China Center LEI Commentary: Real economic activity remains weak – credit alone drives the LEI in June

  • Authors:
    Andrew Polk
  • Publication Date:
    August 2012
  • Report Number:
    China-LEI-8-2-12

This China Center members-only report provides interpretive comments on The Conference Board Leading Economic Index® (LEI) and The Conference Board Coincident Economic Index® (CEI) for China.

The LEI for China increased slightly by 0.1 percent in June from the previous month, down from the 1.1 percent expansion in May. Credit extension accounted for the entirety of the growth in the index this month, more than offsetting the declines in the other components, and indicating that growth, and future prospects for stabilization in the second half of 2012, remain policy- and credit-led.  
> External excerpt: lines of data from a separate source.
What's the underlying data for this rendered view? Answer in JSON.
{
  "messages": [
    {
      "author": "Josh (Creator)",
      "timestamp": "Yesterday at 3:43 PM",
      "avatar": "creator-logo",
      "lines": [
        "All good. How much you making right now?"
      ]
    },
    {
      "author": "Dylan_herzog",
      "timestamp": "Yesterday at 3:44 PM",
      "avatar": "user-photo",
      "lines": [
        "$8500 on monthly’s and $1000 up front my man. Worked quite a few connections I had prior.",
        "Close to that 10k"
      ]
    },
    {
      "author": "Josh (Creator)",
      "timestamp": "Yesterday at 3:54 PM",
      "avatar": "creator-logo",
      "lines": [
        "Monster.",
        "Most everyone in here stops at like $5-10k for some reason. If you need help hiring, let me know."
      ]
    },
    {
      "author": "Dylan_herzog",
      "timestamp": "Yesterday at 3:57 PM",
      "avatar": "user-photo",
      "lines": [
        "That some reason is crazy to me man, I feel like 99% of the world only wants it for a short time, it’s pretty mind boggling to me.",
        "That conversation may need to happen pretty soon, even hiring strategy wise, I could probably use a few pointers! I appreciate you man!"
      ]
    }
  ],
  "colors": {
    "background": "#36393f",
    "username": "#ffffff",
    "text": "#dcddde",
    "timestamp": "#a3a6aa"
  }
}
  • The real domestic economy remains weak, as manufacturing production, real estate development and export demand continue to decelerate. Retail sales have yet to show a material uptick, private consumption throughout the second quarter came in far weaker than in Q1 and consumer sentiment remains downbeat. Even inflation, which fell to 2.2 percent in June, gives cause for concern as food prices appear to be on the rise, and falling producer prices highlight the sluggishness in industrial activity. 
  • Policy easing is ongoing, with accelerated bank lending in June and the most recent interest rate cut coming at the beginning of July, less than a month after the first interest rate cut of this easing cycle in early June. The back-to-back interest rate cuts suggest that lending demand remains relatively weak and that over-leveraged businesses are hesitant to expand in an environment of weak final demand. 
  • The recently announced second quarter GDP growth rate of 7.6 percent was driven overwhelmingly by renewed investment, particularly in infrastructure, as the central government has continued to step in to offset weakness from the private sector, a situation which does not bode well for the economy’s longer-term rebalancing.
  • The acceleration of monetary loosening, along with some support from fiscal and administrative policies, has helped to underpin headline growth, but those measures have yet to provide momentum for the manufacturing sector. Continued policy efforts will likely be ongoing in the coming months, and should eventually feed through to boost genuine economic activity and provide a modest rebound in the second half of 2012. 
  • For now, however, domestic and external headwinds remain strong, and uncertainties around the sustainability of relatively fast-paced economic growth are significant.